In 1640, the legal system had begun to single out Africans for distinctly different treatment. In that year, a Virginia court sentenced a black indentured servant named John Punch to “serve his said master or his assigns for the time of his natural Life here or elsewhere.” No white indentured servant in Virginia ever received such a sentence. At about this time, court records and wills indicate that other blacks were being treated as slaves. Distinctions that were not previously made were now being made — profoundly impacting in colonial America who could be seen as a real citizen and over a century later who would be defined as an American.

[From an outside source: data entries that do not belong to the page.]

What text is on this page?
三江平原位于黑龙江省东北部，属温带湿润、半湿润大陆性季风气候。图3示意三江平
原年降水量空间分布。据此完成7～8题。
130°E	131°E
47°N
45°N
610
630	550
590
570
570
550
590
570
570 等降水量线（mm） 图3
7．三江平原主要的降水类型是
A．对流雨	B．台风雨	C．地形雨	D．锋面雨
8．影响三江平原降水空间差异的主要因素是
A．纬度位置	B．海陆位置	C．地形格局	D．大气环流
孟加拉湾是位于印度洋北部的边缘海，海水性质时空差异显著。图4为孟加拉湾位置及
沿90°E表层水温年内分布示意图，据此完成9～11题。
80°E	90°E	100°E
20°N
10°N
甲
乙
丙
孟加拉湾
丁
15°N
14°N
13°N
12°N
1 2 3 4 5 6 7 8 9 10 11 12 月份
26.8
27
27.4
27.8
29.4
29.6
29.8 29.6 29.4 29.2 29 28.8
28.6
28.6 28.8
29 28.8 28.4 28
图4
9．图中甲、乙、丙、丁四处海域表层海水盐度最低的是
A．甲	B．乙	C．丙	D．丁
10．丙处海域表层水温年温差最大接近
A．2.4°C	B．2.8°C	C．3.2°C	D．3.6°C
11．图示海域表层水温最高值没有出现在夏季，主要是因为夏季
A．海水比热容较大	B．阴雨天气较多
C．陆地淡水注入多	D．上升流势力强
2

Chinese-Americans targeted for exclusion
The year 1882 brings us to the first time in U.S. history that we see any restriction on immigration to the United States in the form of the Chinese Exclusion Act. Professor Roger Daniels put it this way: “The Chinese Exclusion Act … is the hinge on which all American immigration policy turned. Prior to the Exclusion Act there had been no significant restrictions of any kind on any immigration to the United States. There was no such thing as an illegal immigrant. After 1882 … there are successive restrictions placed on all immigrants.”
Yet, this exclusionary attitude toward those from China did not begin in 1882. In 1854, the California Supreme Court, during the case of the People v. Hall, had this to say in determining the validity of the testimony of a Chinese individual:
“The same rule which would admit them to testify, would admit them to all the equal rights of citizenship, and we might soon see them at the polls, in the jury box, upon the bench, and in our legislative halls.”
“This is not a speculation which exists in the excited and overheated imagination of the patriot and statesman, but it is an actual and present danger. The anomalous spectacle of a distinct people, living in our community, recognizing no laws of this State, except through necessity, bringing with them their prejudices and national feuds, in which they indulge in open violation of law; whose mendacity is proverbial; a race of people whom nature has marked as inferior, and who are incapable of progress or intellectual development beyond a certain point, as their history has shown; differing in language, opinions, color, and physical conformation; between whom and ourselves nature has placed an impassable difference, is now presented, and for them is claims, not only the right to swear away the life of a citizen, but the further privilege of participating with us in administering the affairs of our Government.”
Do we hear traces of these sentiments in our current political and social discourse? These same ideas are being forwarded — maybe not as dramatically or overtly, carelessly and callously — even as we speak. Not by some fringe societal element in a dark corner of No Place Particular, USA are these notions being floated, but in the highest halls of government at the state and federal levels.